Несколько минут они сидели молча, занятые чаем. Сердито посапывал чайник на плитке, пахло полем, покосом.

– Ты заметила: в «Слове» о Боге и не поминается. Что есть в конце, так это уже более поздняя доработка, приписка… Ум и чувства автора «Слова» еще не были засорены христианской культурой. Он от нее умышленно отгораживался. Потому мы сейчас и восхищаемся!.. Нам радоваться надо, что «Слово» дошло до нас почти без христианской редакции. А вот «Повести временных лет» не повезло: ее, пожалуй, сорок раз редактировали… Боян-то – кто? Язычник, внук Белеса… – Гудошников перевел дух, взглянул на собеседницу:

– Ну, что молчишь?

– Я слушаю, – прошептала Таня. – Нам на лекциях говорили, что христианство послужило толчком к развитию литературы на Руси… И письменности…

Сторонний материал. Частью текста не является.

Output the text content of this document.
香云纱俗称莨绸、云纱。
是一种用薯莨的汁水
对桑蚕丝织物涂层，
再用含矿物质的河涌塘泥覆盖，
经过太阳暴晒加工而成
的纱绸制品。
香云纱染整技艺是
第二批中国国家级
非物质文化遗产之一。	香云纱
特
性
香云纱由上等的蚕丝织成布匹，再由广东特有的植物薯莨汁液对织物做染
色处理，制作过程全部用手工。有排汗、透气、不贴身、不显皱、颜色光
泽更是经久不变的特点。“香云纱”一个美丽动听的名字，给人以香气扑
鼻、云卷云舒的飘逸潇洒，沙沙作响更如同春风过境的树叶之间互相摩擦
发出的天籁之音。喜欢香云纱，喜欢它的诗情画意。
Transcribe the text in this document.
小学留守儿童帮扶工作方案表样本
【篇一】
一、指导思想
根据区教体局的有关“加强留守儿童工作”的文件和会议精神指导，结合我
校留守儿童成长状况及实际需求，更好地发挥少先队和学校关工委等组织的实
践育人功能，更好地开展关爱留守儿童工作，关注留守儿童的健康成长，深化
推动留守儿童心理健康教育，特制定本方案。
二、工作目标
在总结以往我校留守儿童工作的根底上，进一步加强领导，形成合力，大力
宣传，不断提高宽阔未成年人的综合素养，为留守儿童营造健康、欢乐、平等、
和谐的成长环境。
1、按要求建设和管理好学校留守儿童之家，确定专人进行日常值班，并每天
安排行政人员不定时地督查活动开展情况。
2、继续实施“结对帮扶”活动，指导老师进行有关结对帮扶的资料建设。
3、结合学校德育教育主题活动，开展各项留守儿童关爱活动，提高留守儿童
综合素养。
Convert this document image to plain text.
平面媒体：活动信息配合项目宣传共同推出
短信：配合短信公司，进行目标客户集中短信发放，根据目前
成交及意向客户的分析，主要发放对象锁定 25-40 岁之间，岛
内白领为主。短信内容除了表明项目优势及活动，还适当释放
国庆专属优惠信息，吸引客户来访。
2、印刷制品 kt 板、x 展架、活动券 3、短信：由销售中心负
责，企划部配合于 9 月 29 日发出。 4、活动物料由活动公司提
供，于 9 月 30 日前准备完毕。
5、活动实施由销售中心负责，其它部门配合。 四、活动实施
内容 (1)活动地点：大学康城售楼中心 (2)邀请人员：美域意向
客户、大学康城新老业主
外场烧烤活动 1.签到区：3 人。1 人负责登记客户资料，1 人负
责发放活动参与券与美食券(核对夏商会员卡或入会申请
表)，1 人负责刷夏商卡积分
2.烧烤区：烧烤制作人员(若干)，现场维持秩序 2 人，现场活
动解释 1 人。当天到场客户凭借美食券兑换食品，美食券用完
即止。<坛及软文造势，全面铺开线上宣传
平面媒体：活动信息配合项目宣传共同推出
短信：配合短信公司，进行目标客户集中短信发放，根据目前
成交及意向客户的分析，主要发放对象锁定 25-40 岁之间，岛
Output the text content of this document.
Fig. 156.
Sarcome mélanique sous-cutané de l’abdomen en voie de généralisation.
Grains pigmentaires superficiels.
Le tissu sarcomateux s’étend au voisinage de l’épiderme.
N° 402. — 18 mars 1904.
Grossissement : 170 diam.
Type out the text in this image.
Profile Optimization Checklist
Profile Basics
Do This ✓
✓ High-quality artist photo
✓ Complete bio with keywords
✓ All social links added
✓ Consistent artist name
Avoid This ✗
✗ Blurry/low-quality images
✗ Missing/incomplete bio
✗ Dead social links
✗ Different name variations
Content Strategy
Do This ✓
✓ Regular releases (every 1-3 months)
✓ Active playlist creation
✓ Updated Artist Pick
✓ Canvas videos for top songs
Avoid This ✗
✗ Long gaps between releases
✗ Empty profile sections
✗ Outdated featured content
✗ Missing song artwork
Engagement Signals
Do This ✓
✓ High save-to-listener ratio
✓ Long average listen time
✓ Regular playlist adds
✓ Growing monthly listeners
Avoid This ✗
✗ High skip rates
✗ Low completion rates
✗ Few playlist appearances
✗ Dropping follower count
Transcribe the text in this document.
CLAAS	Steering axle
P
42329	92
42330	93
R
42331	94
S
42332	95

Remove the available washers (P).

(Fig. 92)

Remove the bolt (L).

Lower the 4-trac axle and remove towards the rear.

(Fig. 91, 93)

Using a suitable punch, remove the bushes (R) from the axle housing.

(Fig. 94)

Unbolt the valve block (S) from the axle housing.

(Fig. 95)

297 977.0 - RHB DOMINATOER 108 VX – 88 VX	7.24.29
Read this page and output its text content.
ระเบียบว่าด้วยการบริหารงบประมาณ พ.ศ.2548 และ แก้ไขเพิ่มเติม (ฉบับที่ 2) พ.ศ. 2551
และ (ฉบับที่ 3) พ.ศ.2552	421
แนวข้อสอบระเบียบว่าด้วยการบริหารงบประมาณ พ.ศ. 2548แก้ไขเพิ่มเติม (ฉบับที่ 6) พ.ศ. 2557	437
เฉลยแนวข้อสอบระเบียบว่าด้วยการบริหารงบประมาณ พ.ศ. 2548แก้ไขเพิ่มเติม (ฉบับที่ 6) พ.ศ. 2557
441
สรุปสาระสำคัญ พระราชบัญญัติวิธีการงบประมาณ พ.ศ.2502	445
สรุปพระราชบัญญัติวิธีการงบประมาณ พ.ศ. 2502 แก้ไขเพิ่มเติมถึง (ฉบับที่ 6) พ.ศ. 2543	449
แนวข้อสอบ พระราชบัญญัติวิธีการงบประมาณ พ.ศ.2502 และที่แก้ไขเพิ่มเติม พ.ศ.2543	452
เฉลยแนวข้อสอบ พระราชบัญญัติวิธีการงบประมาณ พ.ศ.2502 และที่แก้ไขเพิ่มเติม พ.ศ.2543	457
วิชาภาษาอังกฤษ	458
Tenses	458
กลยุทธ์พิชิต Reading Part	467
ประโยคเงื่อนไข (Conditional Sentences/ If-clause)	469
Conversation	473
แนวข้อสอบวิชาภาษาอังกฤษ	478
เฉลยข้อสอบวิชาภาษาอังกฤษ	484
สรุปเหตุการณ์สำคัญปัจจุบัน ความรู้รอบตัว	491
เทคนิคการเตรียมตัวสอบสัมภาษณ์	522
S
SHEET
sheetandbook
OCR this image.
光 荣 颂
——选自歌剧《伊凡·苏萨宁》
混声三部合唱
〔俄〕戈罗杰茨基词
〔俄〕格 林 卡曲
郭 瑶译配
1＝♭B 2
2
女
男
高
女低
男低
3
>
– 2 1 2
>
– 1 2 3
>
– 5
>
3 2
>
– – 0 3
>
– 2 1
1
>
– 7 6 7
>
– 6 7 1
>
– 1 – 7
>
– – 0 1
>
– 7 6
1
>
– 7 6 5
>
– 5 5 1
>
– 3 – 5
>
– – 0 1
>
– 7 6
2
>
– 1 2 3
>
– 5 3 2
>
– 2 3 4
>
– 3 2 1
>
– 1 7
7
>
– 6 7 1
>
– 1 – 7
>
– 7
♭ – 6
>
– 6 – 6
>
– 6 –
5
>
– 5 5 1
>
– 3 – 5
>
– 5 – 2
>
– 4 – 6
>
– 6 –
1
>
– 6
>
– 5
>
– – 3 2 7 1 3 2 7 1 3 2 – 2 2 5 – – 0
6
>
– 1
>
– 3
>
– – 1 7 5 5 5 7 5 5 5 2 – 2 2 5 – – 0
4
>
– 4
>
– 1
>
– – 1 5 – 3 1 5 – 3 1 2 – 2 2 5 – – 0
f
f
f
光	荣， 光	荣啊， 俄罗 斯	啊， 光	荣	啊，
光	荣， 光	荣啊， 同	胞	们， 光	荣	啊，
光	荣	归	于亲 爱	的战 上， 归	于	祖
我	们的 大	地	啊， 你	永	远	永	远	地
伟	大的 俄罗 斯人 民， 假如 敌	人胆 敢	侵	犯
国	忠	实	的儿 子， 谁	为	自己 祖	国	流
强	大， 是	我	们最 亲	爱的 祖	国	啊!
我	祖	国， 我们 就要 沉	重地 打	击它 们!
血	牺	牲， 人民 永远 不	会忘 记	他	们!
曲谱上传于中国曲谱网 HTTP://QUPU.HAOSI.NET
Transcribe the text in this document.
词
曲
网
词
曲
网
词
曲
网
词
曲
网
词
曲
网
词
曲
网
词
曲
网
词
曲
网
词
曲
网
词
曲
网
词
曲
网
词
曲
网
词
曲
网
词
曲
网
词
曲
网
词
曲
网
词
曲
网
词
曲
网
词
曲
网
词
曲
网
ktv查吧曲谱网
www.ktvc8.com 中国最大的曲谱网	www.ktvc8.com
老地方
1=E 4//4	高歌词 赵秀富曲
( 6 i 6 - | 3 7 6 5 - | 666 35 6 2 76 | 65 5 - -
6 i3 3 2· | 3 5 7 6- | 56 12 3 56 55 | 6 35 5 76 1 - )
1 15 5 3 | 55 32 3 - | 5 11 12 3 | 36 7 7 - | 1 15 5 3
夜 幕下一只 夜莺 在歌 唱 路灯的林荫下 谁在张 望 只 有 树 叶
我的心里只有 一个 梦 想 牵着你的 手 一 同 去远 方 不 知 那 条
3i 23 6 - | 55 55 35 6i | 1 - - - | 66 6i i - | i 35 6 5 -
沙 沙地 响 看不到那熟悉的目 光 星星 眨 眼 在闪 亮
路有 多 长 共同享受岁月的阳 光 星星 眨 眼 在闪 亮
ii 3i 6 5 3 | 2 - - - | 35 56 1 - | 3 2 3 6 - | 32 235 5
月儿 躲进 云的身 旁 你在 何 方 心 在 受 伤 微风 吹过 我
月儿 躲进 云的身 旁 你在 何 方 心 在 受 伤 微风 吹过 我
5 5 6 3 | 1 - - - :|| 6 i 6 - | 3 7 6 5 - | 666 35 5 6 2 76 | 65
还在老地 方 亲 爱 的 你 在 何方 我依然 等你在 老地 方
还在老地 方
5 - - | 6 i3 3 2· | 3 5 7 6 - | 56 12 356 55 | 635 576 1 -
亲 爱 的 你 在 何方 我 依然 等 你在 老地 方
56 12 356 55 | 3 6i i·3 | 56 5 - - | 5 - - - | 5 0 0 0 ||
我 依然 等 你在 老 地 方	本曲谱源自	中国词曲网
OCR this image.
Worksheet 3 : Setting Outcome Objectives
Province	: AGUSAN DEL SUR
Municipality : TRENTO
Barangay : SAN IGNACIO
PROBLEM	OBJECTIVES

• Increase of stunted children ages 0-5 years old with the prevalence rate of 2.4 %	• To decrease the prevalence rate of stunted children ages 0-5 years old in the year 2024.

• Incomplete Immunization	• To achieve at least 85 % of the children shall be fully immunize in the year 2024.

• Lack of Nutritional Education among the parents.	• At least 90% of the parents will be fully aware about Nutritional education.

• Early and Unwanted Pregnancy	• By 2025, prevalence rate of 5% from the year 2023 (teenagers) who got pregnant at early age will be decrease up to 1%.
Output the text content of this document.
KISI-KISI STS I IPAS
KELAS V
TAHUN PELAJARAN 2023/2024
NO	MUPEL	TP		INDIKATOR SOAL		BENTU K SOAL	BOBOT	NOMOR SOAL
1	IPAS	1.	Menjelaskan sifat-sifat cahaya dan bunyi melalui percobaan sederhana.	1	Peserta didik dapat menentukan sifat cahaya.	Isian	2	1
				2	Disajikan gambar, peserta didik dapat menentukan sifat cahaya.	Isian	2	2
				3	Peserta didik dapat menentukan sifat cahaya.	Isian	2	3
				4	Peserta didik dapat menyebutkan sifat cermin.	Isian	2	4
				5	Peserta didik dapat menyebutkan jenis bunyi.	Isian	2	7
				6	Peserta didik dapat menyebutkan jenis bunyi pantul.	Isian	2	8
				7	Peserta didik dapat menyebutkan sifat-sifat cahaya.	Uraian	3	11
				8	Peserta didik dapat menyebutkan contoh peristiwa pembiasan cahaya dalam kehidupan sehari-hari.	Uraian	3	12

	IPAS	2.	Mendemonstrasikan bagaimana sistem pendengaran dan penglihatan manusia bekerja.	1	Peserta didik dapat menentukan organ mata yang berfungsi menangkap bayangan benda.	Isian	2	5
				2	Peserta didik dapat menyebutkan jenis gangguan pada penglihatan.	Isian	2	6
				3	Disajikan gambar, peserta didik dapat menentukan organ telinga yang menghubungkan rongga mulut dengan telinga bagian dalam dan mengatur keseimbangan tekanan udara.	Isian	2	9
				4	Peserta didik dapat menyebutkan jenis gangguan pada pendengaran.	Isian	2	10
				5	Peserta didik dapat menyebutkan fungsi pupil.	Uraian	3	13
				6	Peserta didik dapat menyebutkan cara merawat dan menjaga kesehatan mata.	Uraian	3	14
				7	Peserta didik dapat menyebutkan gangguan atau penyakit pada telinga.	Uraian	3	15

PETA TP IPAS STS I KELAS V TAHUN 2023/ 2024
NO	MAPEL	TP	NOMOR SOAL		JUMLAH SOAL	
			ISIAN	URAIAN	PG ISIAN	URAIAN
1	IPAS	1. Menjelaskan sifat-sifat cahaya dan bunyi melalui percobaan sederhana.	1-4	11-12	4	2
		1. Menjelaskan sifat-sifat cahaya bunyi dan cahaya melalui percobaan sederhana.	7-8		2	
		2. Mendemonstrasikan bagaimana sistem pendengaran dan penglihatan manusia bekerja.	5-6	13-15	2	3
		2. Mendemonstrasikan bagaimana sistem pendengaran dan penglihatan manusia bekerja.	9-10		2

– Я с этим согласен: послужило… Но мы привыкли учитывать лишь то, что послужило, а что взято и уничтожено – никто не считал и не считает. Христианство увело развитие древнерусской литературы по другому руслу, по тому, которое было выгодно религии. И не случайно много литературных памятников эпохи христианства сохранилось. Вера-то книжная, книги береглись. И наоборот, еретические сочинения уничтожались. Народ слишком вольный был, непокорный. Почему нас «Слово» притягивает, завораживает? А человек в «Слове» – вольный! Сильный там человек, красивый! Он как горностай, как сокол под облаками! Он там с природой говорит как с ровней. И голос у человека сильный! «Девицы поют на Дунае – вьются голоса через море до Киева!» А христианству надо было этого человека в церковь загнать, в теснину, на колени его перед Богом поставить, с червем земным сравнять, адом напугать… Помните «Житие Александра Невского»? Это был русский человек, но каким же его христианство показало?.. Каким ему нужно было, таким и показало. А как бы воспел его Боян, соловей старого времени? «…скача по мысленному древу, летая умом под облаками, свивая славу обоих половин этого времени, рыща по тропе Трояна через поля на горы…» – Он помолчал, одним глотком допил чай и со стуком поставил стакан. Таня вздрогнула. – Но – увы! – «Слово» одиноко! И о Невском уже некому было сказать старыми словесами…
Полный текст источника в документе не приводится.